It's a brave new world, I tell you...
If you wanted to keep your obsession with hyperactive YouTube phenomeon "Fred" a secret, you're in for some bad news. A federal judge yesterday ordered that records of every video watched on YouTube be handed over to Viacom as part of its ongoing $1 billion copyright infringement lawsuit against Google.
According to the ruling:
The motion to compel production of all data from the Logging database concerning each time a YouTube video has been viewed on the YouTube website or through embedding on a third-party website is granted.
In case you were wondering::
Defendants' "Logging" database contains, for each instance a video is watched, the unique "login ID" of the user who watched it, the time when the user started to watch the video, the internet protocol address other devices connected to the internet use to identify the user's computer ("IP address"), and the identifier for the video.
The Electronic Frontier Foundation is up in arms over the ruling and has a breakdown of how this decision may actually violate federal law.
Gee, ya think?
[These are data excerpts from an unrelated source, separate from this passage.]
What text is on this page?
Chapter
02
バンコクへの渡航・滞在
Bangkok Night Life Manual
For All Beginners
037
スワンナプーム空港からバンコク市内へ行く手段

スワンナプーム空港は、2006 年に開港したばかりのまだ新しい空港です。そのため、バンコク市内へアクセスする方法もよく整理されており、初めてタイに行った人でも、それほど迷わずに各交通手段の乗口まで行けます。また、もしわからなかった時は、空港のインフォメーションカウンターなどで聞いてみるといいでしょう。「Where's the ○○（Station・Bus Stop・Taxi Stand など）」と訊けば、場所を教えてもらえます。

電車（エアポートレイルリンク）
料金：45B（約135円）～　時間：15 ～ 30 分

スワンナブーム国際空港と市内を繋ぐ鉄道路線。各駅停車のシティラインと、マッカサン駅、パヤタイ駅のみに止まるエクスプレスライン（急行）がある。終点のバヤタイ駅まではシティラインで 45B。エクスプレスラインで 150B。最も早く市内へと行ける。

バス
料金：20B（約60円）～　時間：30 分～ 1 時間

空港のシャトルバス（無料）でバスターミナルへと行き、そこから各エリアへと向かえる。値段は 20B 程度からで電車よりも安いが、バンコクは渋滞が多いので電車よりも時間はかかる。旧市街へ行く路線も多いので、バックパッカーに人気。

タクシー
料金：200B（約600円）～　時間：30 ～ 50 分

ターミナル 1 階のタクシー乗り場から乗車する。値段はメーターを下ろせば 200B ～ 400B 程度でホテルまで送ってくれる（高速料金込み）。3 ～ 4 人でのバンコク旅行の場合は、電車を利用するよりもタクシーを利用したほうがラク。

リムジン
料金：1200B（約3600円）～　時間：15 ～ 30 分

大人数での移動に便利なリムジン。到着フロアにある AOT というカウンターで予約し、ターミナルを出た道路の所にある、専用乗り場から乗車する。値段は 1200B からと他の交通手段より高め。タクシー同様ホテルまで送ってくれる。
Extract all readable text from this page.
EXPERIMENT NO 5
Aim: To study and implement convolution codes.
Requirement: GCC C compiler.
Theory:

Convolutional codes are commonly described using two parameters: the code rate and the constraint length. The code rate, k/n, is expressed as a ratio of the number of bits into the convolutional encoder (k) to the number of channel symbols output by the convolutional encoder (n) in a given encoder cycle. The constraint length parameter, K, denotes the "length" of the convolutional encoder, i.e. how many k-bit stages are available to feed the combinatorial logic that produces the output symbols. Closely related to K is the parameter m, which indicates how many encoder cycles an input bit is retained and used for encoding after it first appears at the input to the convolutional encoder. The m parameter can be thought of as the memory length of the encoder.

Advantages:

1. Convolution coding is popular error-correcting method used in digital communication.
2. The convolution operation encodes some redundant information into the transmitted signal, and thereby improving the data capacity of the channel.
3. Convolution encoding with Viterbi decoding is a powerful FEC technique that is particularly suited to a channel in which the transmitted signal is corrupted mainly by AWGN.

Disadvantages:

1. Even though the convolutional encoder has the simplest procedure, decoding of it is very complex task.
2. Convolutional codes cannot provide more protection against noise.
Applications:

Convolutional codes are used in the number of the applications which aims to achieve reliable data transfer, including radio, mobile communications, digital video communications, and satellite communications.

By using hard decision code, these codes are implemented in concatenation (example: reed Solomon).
Considering that my husband, myself (for both personal and business reasons) and all our kids use this computer from time to time, including looking up things on YouTube, I have to laugh at the profile that they'd try to construct on us as a user. But as whythawk at Scholars&Rogues points out...it could have far more serious outcomes:
Yahoo turned over user information to the Chinese government that was used to track down a dissident journalist, Shi Tao, and send him to a labour camp. It was the moment that the Internet knew sin.
Now, Judge Louis Stanton has decided to force Google/YouTube to disclose a complete set of data on all YouTube users. As TechCrunch reports: "That data includes every YouTube username, the associated IP address and the videos that user has watched on YouTube. Google will also be required to hand over copies of every video removed from Youtube for any reason (DMCA notices or user-initiated deletions). Stanton dismissed Google's argument that the order will violate user privacy, saying such privacy concerns are merely "speculative.""
TechCrunch goes on to express concern that this throws open the opportunity for copyright holders to sue individuals for watching their materials on YouTube. That [should be the] least of anyone's concerns.
Over the past few years democrats and other "subversives" in places like Iran, Morocco, Egypt, Zimbabwe, China and other hell-holes of civil liberties have used their camera-phones to send broadcasts directly from the front-line of vicious conflicts.
Imagine if that information is used to not only trace, but eliminate, those "subversive" elements. This goes beyond the slippery slope straight into the abyss of immorality and oppression.